C'est le 23 mai 2017 que la Commission d'enquête parlementaire sur la réalisation d'infrastructures publiques et l'acquisition d'équipements par les maîtrises d'ouvrage déléguées (CEP-MOD) a été créée, composée de 10 membres, soit 6 de la majorité et 4 de l'opposition. Elle avait, entre autres objectifs : vérifier la conformité de la réalisation des infrastructures et de l'acquisition des équipements par la MOD aux dispositifs législatifs et réglementaires ; vérifier l'état d'exécution des conventions approuvées de 2010 à 2016 ; relever les insuffisances et irrégularités liées aux MOD de 2010 à 2016 et situer les responsabilités des acteurs intervenant dans le processus.
Mais qu'est-ce que la maîtrise d'ouvrage déléguée ? C'est une technique par laquelle l'Etat recrute une personne morale de droit public ou de droit privé et met à sa disposition des fonds publics pour la réalisation d'ouvrages publics ou l'acquisition d'équipements. Avant cette formule, l'Etat réalisait directement lui-même ses ouvrages publics. C'est dans ce sens que l'agence Faso Baara a été créée en 1991. S'en sont suivis, pour des impératifs de libéralisation, d'autres agences publiques ou privées comme AGETEER, AGETIB, FOCUS SAHEL, SOGEMAB, SONATER, Faso KANU, AGEM, PLAN BURKINA...
Malgré le recours à celles-ci, la corruption et le laxisme limitent les bons résultats sur le terrain ; d'où l'enquête menée par les députés.
Selon le président de la commission, Moussa Tindano, 598 personnes représentant 109 structures ont été entendues dans les 13 régions du pays, et 166 infrastructures et équipements visités. Les incohérences constatées dans le fonctionnement des MOD sont nombreuses (voir encadré).
Conséquences : biens des infrastructures effondrées, des chantiers abandonnés et des réalisations de qualité douteuse : ainsi, 502 chantiers en souffrance ont été enregistrés, et sur un échantillon de seulement 11 ouvrages, l'Etat a subi un préjudice de plus de 5 milliards de nos francs et 2,5 milliards sous forme de pénalités liées à la mauvaise réalisation des infrastructures, soit un total de plus de 7 milliards.

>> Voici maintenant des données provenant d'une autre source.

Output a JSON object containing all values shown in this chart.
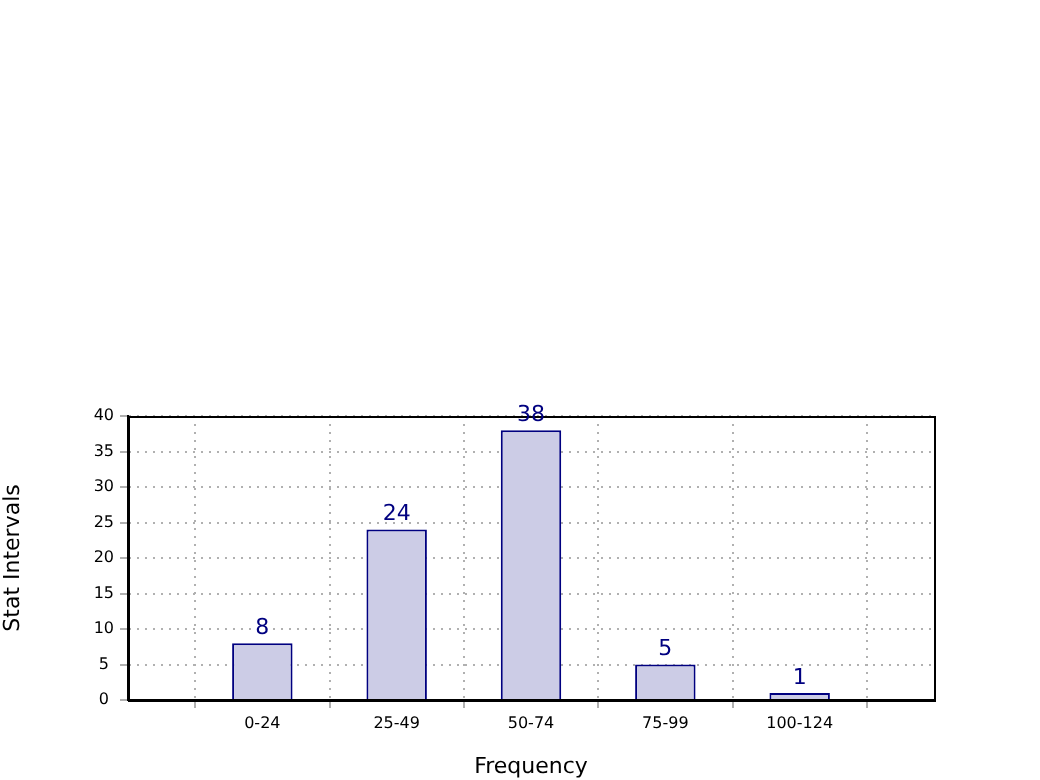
{
  "chart_data": {
    "type": "bar",
    "xlabel": "Frequency",
    "ylabel": "Stat Intervals",
    "categories": [
      "0-24",
      "25-49",
      "50-74",
      "75-99",
      "100-124"
    ],
    "values": [
      8,
      24,
      38,
      5,
      1
    ],
    "color": "#cccce6",
    "ylim": [
      0,
      40
    ],
    "yticks": [
      0,
      5,
      10,
      15,
      20,
      25,
      30,
      35,
      40
    ],
    "grid": true,
    "data_labels": true
  }
}
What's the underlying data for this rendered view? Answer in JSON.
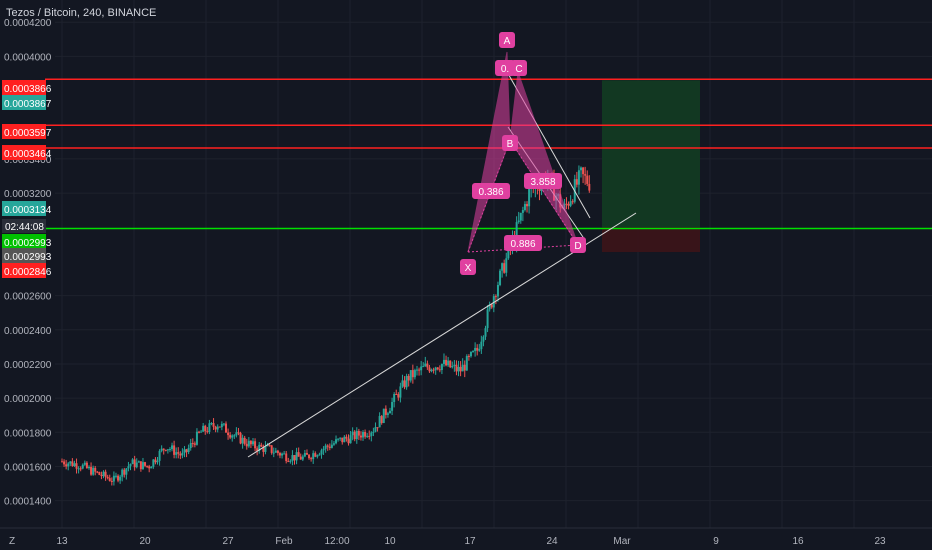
{
  "title": "Tezos / Bitcoin, 240, BINANCE",
  "colors": {
    "background": "#131722",
    "grid": "#1e222d",
    "up": "#26a69a",
    "down": "#ef5350",
    "pattern": "#e040a0",
    "hline_red": "#ff2020",
    "hline_green": "#00e000",
    "trend": "#d8d8d8",
    "target_zone": "#123a23",
    "stop_zone": "#3a1419"
  },
  "time_badge": "02:44:08",
  "chart_data": {
    "type": "candlestick",
    "ylim": [
      0.000124,
      0.000433
    ],
    "y_ticks": [
      "0.0001400",
      "0.0001600",
      "0.0001800",
      "0.0002000",
      "0.0002200",
      "0.0002400",
      "0.0002600",
      "0.0003200",
      "0.0003400",
      "0.0004000",
      "0.0004200"
    ],
    "x_ticks": [
      "13",
      "20",
      "27",
      "Feb",
      "12:00",
      "10",
      "17",
      "24",
      "Mar",
      "9",
      "16",
      "23"
    ],
    "price_tags": [
      {
        "label": "0.0003866",
        "value": 0.0003866,
        "color": "#ff2020"
      },
      {
        "label": "0.0003867",
        "value": 0.0003867,
        "color": "#26a69a"
      },
      {
        "label": "0.0003597",
        "value": 0.0003597,
        "color": "#ff2020"
      },
      {
        "label": "0.0003464",
        "value": 0.0003464,
        "color": "#ff2020"
      },
      {
        "label": "0.0003134",
        "value": 0.0003134,
        "color": "#26a69a"
      },
      {
        "label": "0.0002993",
        "value": 0.0002993,
        "color": "#00c000"
      },
      {
        "label": "0.0002993",
        "value": 0.0002993,
        "color": "#555555"
      },
      {
        "label": "0.0002846",
        "value": 0.0002846,
        "color": "#ff2020"
      }
    ],
    "horizontal_lines": [
      {
        "value": 0.0003866,
        "color": "#ff2020"
      },
      {
        "value": 0.0003597,
        "color": "#ff2020"
      },
      {
        "value": 0.0003464,
        "color": "#ff2020"
      },
      {
        "value": 0.0002993,
        "color": "#00e000"
      }
    ],
    "price_path": [
      [
        0,
        0.000163
      ],
      [
        1,
        0.000161
      ],
      [
        2,
        0.000156
      ],
      [
        3,
        0.000152
      ],
      [
        4,
        0.000162
      ],
      [
        5,
        0.00016
      ],
      [
        6,
        0.000172
      ],
      [
        7,
        0.000166
      ],
      [
        8,
        0.00018
      ],
      [
        9,
        0.000185
      ],
      [
        10,
        0.000178
      ],
      [
        11,
        0.000172
      ],
      [
        12,
        0.00017
      ],
      [
        13,
        0.000166
      ],
      [
        14,
        0.000165
      ],
      [
        15,
        0.00017
      ],
      [
        16,
        0.000175
      ],
      [
        17,
        0.000178
      ],
      [
        18,
        0.000182
      ],
      [
        19,
        0.000196
      ],
      [
        20,
        0.000212
      ],
      [
        21,
        0.000218
      ],
      [
        22,
        0.00022
      ],
      [
        23,
        0.000216
      ],
      [
        24,
        0.000228
      ],
      [
        25,
        0.000262
      ],
      [
        26,
        0.00029
      ],
      [
        27,
        0.00032
      ],
      [
        28,
        0.00033
      ],
      [
        29,
        0.00031
      ],
      [
        30,
        0.00033
      ],
      [
        31,
        0.000322
      ],
      [
        32,
        0.0003
      ],
      [
        33,
        0.000365
      ],
      [
        34,
        0.00039
      ],
      [
        35,
        0.000365
      ],
      [
        36,
        0.00035
      ],
      [
        37,
        0.00036
      ],
      [
        38,
        0.00033
      ],
      [
        39,
        0.00031
      ]
    ],
    "pattern": {
      "points": [
        {
          "name": "X",
          "t": 17.8,
          "v": 0.0003028
        },
        {
          "name": "A",
          "t": 20.3,
          "v": 0.0003905
        },
        {
          "name": "B",
          "t": 20.7,
          "v": 0.0003575
        },
        {
          "name": "C",
          "t": 21.6,
          "v": 0.000387
        },
        {
          "name": "D",
          "t": 26.3,
          "v": 0.000295
        }
      ],
      "ratios": [
        {
          "label": "0.386",
          "t": 18.9,
          "v": 0.0003262
        },
        {
          "label": "0.886",
          "t": 21.9,
          "v": 0.0002955
        },
        {
          "label": "3.858",
          "t": 23.9,
          "v": 0.000329
        },
        {
          "label": "0.",
          "t": 20.3,
          "v": 0.00039
        }
      ]
    },
    "trendlines": [
      [
        [
          28.0,
          0.000163
        ],
        [
          31.2,
          0.000198
        ],
        [
          29.5,
          0.000181
        ],
        [
          35.0,
          0.000243
        ]
      ],
      [
        [
          20.3,
          0.000394
        ],
        [
          26.8,
          0.000315
        ]
      ],
      [
        [
          20.7,
          0.000357
        ],
        [
          26.2,
          0.000296
        ]
      ]
    ],
    "position": {
      "entry": 0.0003,
      "target": 0.000386,
      "stop": 0.0002855
    }
  }
}
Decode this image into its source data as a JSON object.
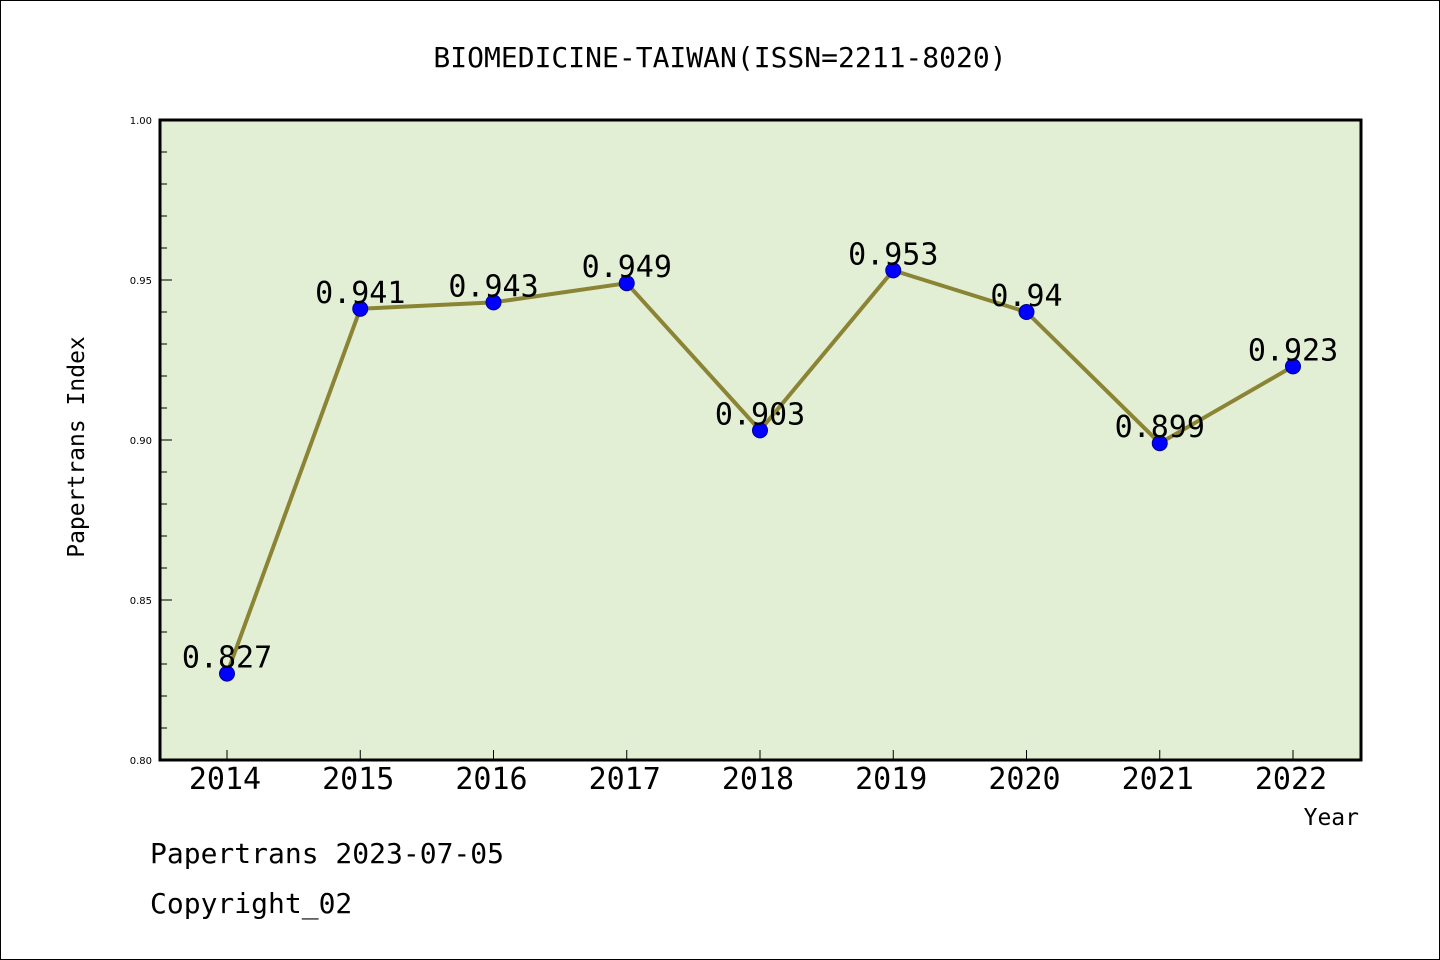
{
  "chart_data": {
    "type": "line",
    "title": "BIOMEDICINE-TAIWAN(ISSN=2211-8020)",
    "xlabel": "Year",
    "ylabel": "Papertrans Index",
    "categories": [
      "2014",
      "2015",
      "2016",
      "2017",
      "2018",
      "2019",
      "2020",
      "2021",
      "2022"
    ],
    "values": [
      0.827,
      0.941,
      0.943,
      0.949,
      0.903,
      0.953,
      0.94,
      0.899,
      0.923
    ],
    "data_labels": [
      "0.827",
      "0.941",
      "0.943",
      "0.949",
      "0.903",
      "0.953",
      "0.94",
      "0.899",
      "0.923"
    ],
    "ylim": [
      0.8,
      1.0
    ],
    "yticks": [
      "0.80",
      "0.85",
      "0.90",
      "0.95",
      "1.00"
    ],
    "grid": false,
    "legend": "none",
    "colors": {
      "plot_background": "#e2efd5",
      "line": "#8b8434",
      "marker": "#0000ff",
      "axis": "#000000"
    }
  },
  "footer": {
    "date_line": "Papertrans 2023-07-05",
    "copyright": "Copyright_02"
  }
}
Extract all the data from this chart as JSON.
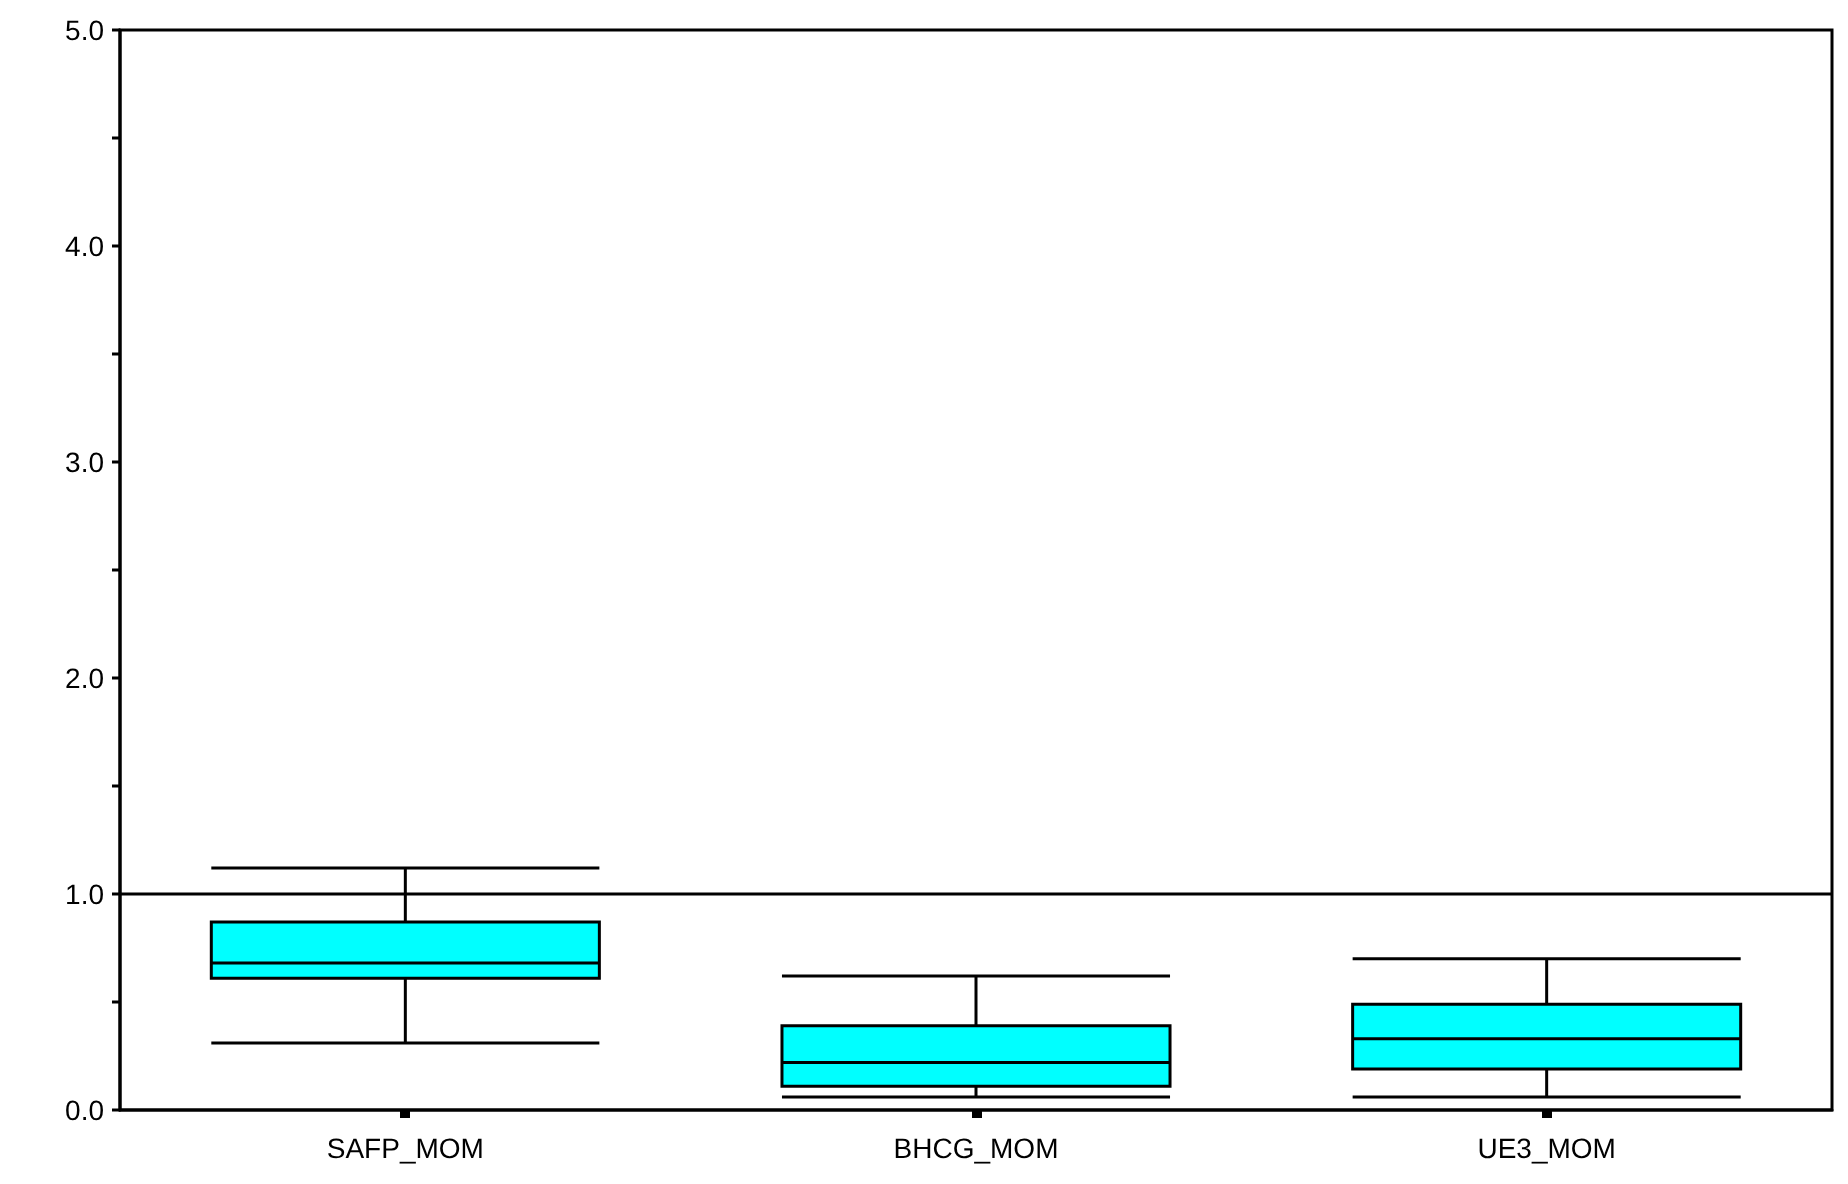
{
  "chart_data": {
    "type": "box",
    "categories": [
      "SAFP_MOM",
      "BHCG_MOM",
      "UE3_MOM"
    ],
    "series": [
      {
        "color": "#00ffff",
        "boxes": [
          {
            "low": 0.31,
            "q1": 0.61,
            "median": 0.68,
            "q3": 0.87,
            "high": 1.12
          },
          {
            "low": 0.06,
            "q1": 0.11,
            "median": 0.22,
            "q3": 0.39,
            "high": 0.62
          },
          {
            "low": 0.06,
            "q1": 0.19,
            "median": 0.33,
            "q3": 0.49,
            "high": 0.7
          }
        ]
      }
    ],
    "ylim": [
      0,
      5
    ],
    "yticks": [
      {
        "value": 0,
        "label": "0.0"
      },
      {
        "value": 0.5,
        "label": null
      },
      {
        "value": 1,
        "label": "1.0"
      },
      {
        "value": 1.5,
        "label": null
      },
      {
        "value": 2,
        "label": "2.0"
      },
      {
        "value": 2.5,
        "label": null
      },
      {
        "value": 3,
        "label": "3.0"
      },
      {
        "value": 3.5,
        "label": null
      },
      {
        "value": 4,
        "label": "4.0"
      },
      {
        "value": 4.5,
        "label": null
      },
      {
        "value": 5,
        "label": "5.0"
      }
    ],
    "ref_lines": [
      {
        "axis": "y",
        "value": 1,
        "color": "#000000"
      }
    ],
    "grid": false
  }
}
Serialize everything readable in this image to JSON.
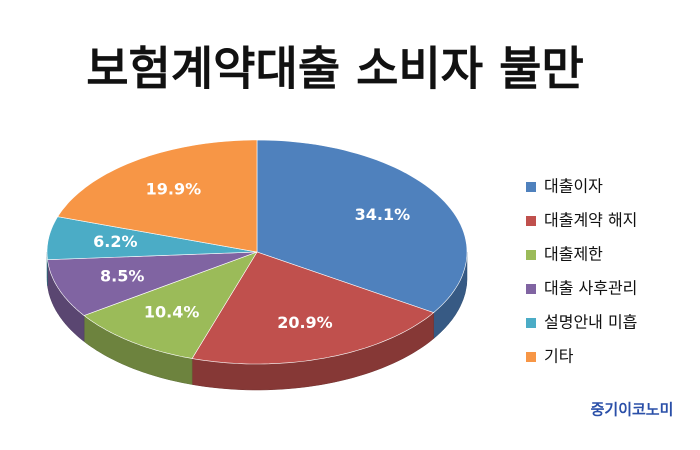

«Cette situation illustre à souhait l'irresponsabilité et l'inconséquence des acteurs qui interviennent dans le processus de réalisation des ouvrages publics. Elle interpelle au plus haut point non seulement la représentation nationale mais aussi la communauté entière à une prise de conscience collective afin qu'il soit légué non seulement à la génération présente mais aussi à celle future des infrastructures de qualité», ont souligné les enquêteurs avant de noter : «Les infrastructures ne durent pas dix ans, néanmoins les efforts d'investissement qui engloutissent de plus importantes ressources que celles réalisées depuis l'indépendance, par les ONG et certains partenaires, résistent au temps et aux intempéries.»
Les parlementaires ont formulé 21 recommandations dont : la réalisation d'un audit technique, financier et comptable de la MOD au Burkina Faso, l’institution d'un contrôle du contrôle, l'apurement du passif de la MOD et l'application des sanctions.